Cycling in East Africa – Kajiado to Namanga
Okay it’s now back to cycling in East Africa – Kajiado to Namanga. This is also a stage of my tour I remember pretty well, all the way from 1984.
It started off, as you might already know, with breakfast in the Police station at Kajiado, in particular with Officer Simon and his family. Afterwards I packed my backs, rolled up my tent and sleeping bag to be on my way.
I was pretty confident about this ride as I was getting acclimatised to the conditions which were so very different to the UK in a typical dreary, grey, damp February. Once the day was properly underway I’d be down to a single layer with my bulky jacket and only jumper stuffed into my pannier bags.

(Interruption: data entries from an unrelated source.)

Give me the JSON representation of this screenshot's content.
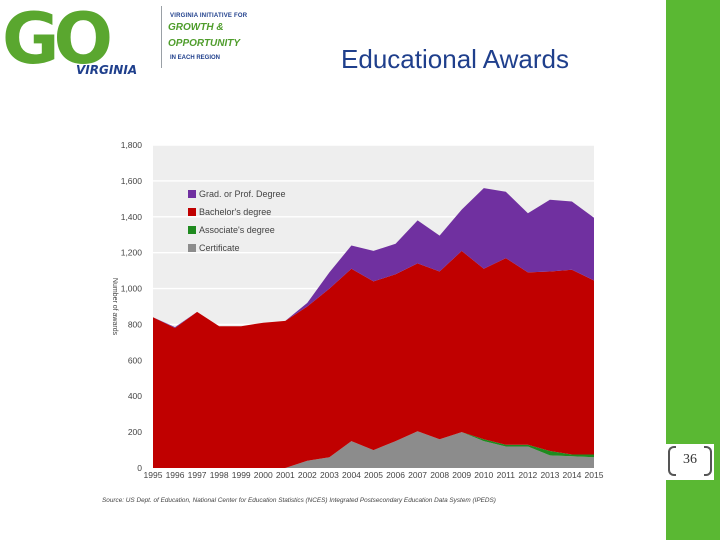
{
  "logo": {
    "go": "GO",
    "virginia": "VIRGINIA",
    "tagline_1": "VIRGINIA INITIATIVE FOR",
    "tagline_2": "GROWTH &",
    "tagline_3": "OPPORTUNITY",
    "tagline_4": "IN EACH REGION"
  },
  "slide": {
    "title": "Educational Awards",
    "page_number": "36",
    "accent_color": "#5ab833"
  },
  "chart_data": {
    "type": "area",
    "stacked": true,
    "ylabel": "Number of awards",
    "ylim": [
      0,
      1800
    ],
    "yticks": [
      0,
      200,
      400,
      600,
      800,
      1000,
      1200,
      1400,
      1600,
      1800
    ],
    "ytick_labels": [
      "0",
      "200",
      "400",
      "600",
      "800",
      "1,000",
      "1,200",
      "1,400",
      "1,600",
      "1,800"
    ],
    "x": [
      "1995",
      "1996",
      "1997",
      "1998",
      "1999",
      "2000",
      "2001",
      "2002",
      "2003",
      "2004",
      "2005",
      "2006",
      "2007",
      "2008",
      "2009",
      "2010",
      "2011",
      "2012",
      "2013",
      "2014",
      "2015"
    ],
    "grid": true,
    "legend_position": "top-left",
    "series": [
      {
        "name": "Certificate",
        "color": "#8c8c8c",
        "values": [
          0,
          0,
          0,
          0,
          0,
          0,
          0,
          40,
          60,
          150,
          100,
          150,
          205,
          160,
          200,
          150,
          120,
          120,
          70,
          65,
          60
        ]
      },
      {
        "name": "Associate's degree",
        "color": "#1f8a1f",
        "values": [
          0,
          0,
          0,
          0,
          0,
          0,
          0,
          0,
          0,
          0,
          0,
          0,
          0,
          0,
          0,
          10,
          10,
          10,
          25,
          10,
          15
        ]
      },
      {
        "name": "Bachelor's degree",
        "color": "#c00000",
        "values": [
          840,
          780,
          870,
          790,
          790,
          810,
          820,
          860,
          940,
          960,
          940,
          930,
          935,
          935,
          1010,
          950,
          1040,
          960,
          1000,
          1030,
          970
        ]
      },
      {
        "name": "Grad. or Prof. Degree",
        "color": "#7030a0",
        "values": [
          0,
          5,
          0,
          0,
          0,
          0,
          0,
          20,
          90,
          130,
          170,
          170,
          240,
          200,
          230,
          450,
          370,
          330,
          400,
          380,
          350
        ]
      }
    ],
    "source": "Source: US Dept. of Education, National Center for Education Statistics (NCES) Integrated Postsecondary Education Data System (IPEDS)"
  }
}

Feeling the warmth of the sun on my face and skin made me feel like a millionaire and it was truly liberating.
Prickle heat
All the fun of switching from one climate to another, which was an improving switch, suddenly paused for a moment when I looked down at my bare arms and saw I had blisters popping up everywhere. This was weird. There was no sensation in that there were no bites, I didn’t think it was a rash and I didn’t think I’d come into contact with anything which could irritate my skin. Then I had a light build moment: it was prickle heat. This happens when the pores in the skin can’t perspire quickly enough and in my case they hadn’t had time to adapt from one climate to another. Normally this would happen in an unseen way as we go naturally from one season to another. While I wasn’t too concerned about my health (you don’t when you’re in your 20s and everything is in full working order) I knew I shouldn’t do anything to pop them. They soon disappeared later that day as I was sweating nicely as I pedalled along.

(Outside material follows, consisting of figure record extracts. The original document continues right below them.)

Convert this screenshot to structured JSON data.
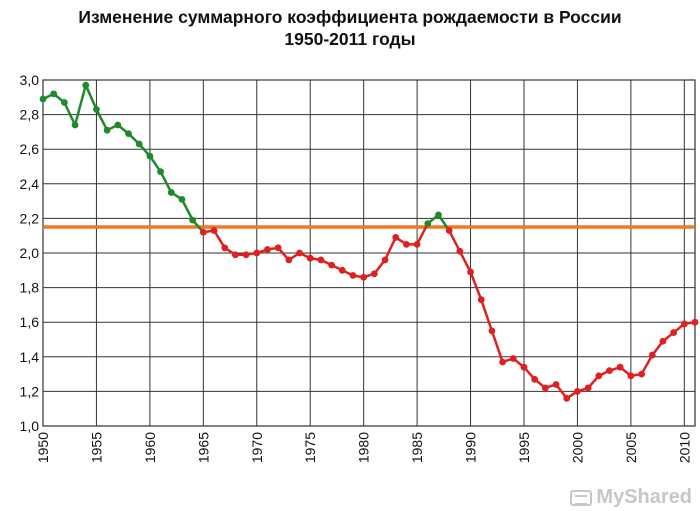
{
  "chart_data": {
    "type": "line",
    "title_lines": [
      "Изменение суммарного коэффициента рождаемости в России",
      "1950-2011 годы"
    ],
    "xlabel": "",
    "ylabel": "",
    "xlim": [
      1950,
      2011
    ],
    "ylim": [
      1.0,
      3.0
    ],
    "grid": true,
    "x_ticks": [
      1950,
      1955,
      1960,
      1965,
      1970,
      1975,
      1980,
      1985,
      1990,
      1995,
      2000,
      2005,
      2010
    ],
    "y_ticks": [
      "1,0",
      "1,2",
      "1,4",
      "1,6",
      "1,8",
      "2,0",
      "2,2",
      "2,4",
      "2,6",
      "2,8",
      "3,0"
    ],
    "y_tick_values": [
      1.0,
      1.2,
      1.4,
      1.6,
      1.8,
      2.0,
      2.2,
      2.4,
      2.6,
      2.8,
      3.0
    ],
    "replacement_level": {
      "value": 2.15,
      "color": "#f07820"
    },
    "series": [
      {
        "color": "#1f8a2a",
        "x": [
          1950,
          1951,
          1952,
          1953,
          1954,
          1955,
          1956,
          1957,
          1958,
          1959,
          1960,
          1961,
          1962,
          1963,
          1964
        ],
        "y": [
          2.89,
          2.92,
          2.87,
          2.74,
          2.97,
          2.83,
          2.71,
          2.74,
          2.69,
          2.63,
          2.56,
          2.47,
          2.35,
          2.31,
          2.19
        ]
      },
      {
        "color": "#e02020",
        "x": [
          1965,
          1966,
          1967,
          1968,
          1969,
          1970,
          1971,
          1972,
          1973,
          1974,
          1975,
          1976,
          1977,
          1978,
          1979,
          1980,
          1981,
          1982,
          1983,
          1984,
          1985
        ],
        "y": [
          2.12,
          2.13,
          2.03,
          1.99,
          1.99,
          2.0,
          2.02,
          2.03,
          1.96,
          2.0,
          1.97,
          1.96,
          1.93,
          1.9,
          1.87,
          1.86,
          1.88,
          1.96,
          2.09,
          2.05,
          2.05
        ]
      },
      {
        "color": "#1f8a2a",
        "x": [
          1986,
          1987
        ],
        "y": [
          2.17,
          2.22
        ]
      },
      {
        "color": "#e02020",
        "x": [
          1988,
          1989,
          1990,
          1991,
          1992,
          1993,
          1994,
          1995,
          1996,
          1997,
          1998,
          1999,
          2000,
          2001,
          2002,
          2003,
          2004,
          2005,
          2006,
          2007,
          2008,
          2009,
          2010,
          2011
        ],
        "y": [
          2.13,
          2.01,
          1.89,
          1.73,
          1.55,
          1.37,
          1.39,
          1.34,
          1.27,
          1.22,
          1.24,
          1.16,
          1.2,
          1.22,
          1.29,
          1.32,
          1.34,
          1.29,
          1.3,
          1.41,
          1.49,
          1.54,
          1.59,
          1.6
        ]
      }
    ]
  },
  "colors": {
    "grid": "#333333",
    "axis_text": "#111111",
    "watermark": "#c7c7c7"
  },
  "watermark": {
    "text": "MyShared",
    "icon": "projector-icon"
  }
}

The pedalling along bit was truly wonderful. I had a hot breeze in my face which was lovely, if not allowing me to cycle quickly. There wasn’t a need to, I only had 50-60 miles to do and the road surface was relatively good. As far as I can remember, this was the first day I actually got up into the 52t chainring, the “overdrive” range of gears which I could only use once I’d hit a decent speed. The landscape, for the most part was gently rolling savannah and the conditions were perfect. I felt truly free.
As I got towards Namanga, which is due south from Nairobi and is the border town with Tanzania, I started to feel a little apprehensive about what it would be like on the other side of the border. I was aware of cautionary tales from a handful of other travellers about the life of a tourist not always being an easy one. Still, knowing my success with the Police in Kajiado was concerned, I thought this would be a good starting point as I arrived in Namanga.
More friendly Police
Finding the Police station was easy. It was right in the middle of the main road, beyond which was the border. As I was leaning my bike against the Police station wall an Officer came out and spoke to me.
“Are you Mr Hook” in a demanding, slightly intimidating way. I was worried, thinking I must have done something wrong. Whatever that could be would be totally unknown to me.
“Yes, I am” was my slightly hesitant reply.
He then explained he had had his superiors on the radio, from Kajiado and telling him that I was heading towards Namanga.
“We have had orders to look after you Sir, we don’t normally get white men on bicycles here and it is our honour to care for you”.
A place for my tent had been identified, handy for them to keep an eye on me. After I had met the Officer’s colleagues and exchanged pleasantries, one of the junior Officers was asked to wheel my bicycle over to the designated spot. They were keen to help me erect my tent and were amazed as they’d never seen anything so small. The senior Officer came over to inspect the tent and to invite me for a meal, which I duly accepted. Once again it was fascinating hearing all about their lives and for them to have a glimpse of English life.
Quickly it got dark and one of the off-duty Officers took me around the shops, which as far as I can remember, were partly in the no-mans land between the Kenyan and Tanzanian border posts. He advised me on the best place to change some money and politely turned his back and looked the other way while the deal was done. I got a good rate and he advised me to stuff as much in my trainers as possible (one place the Tanzanian guards wouldn’t look).
It was also suggested I could buy some toothpaste, not because I was in need but Tanzania was in short supply and toothpaste was the currency of the day (apparently). I bought a few over-priced tubes of Colgate, to be appreciative of the care. I never knew whether it was a good deal of not. For all I know it could have been the Officer’s family selling the inflated toothpaste to an unsuspecting tourist like me!
A woman to keep you warm, Sir?
And finally when it was time for me to turn in, the Officers had another thoughtful gesture.
“We have a woman lined up for you, to keep you warm through the night. Would you like us to bring her over to your tent?”
I declined, though at first I was a little puzzled as it didn’t seem that cold. Then a split second later I realised what they were talking about. So no, definitely not!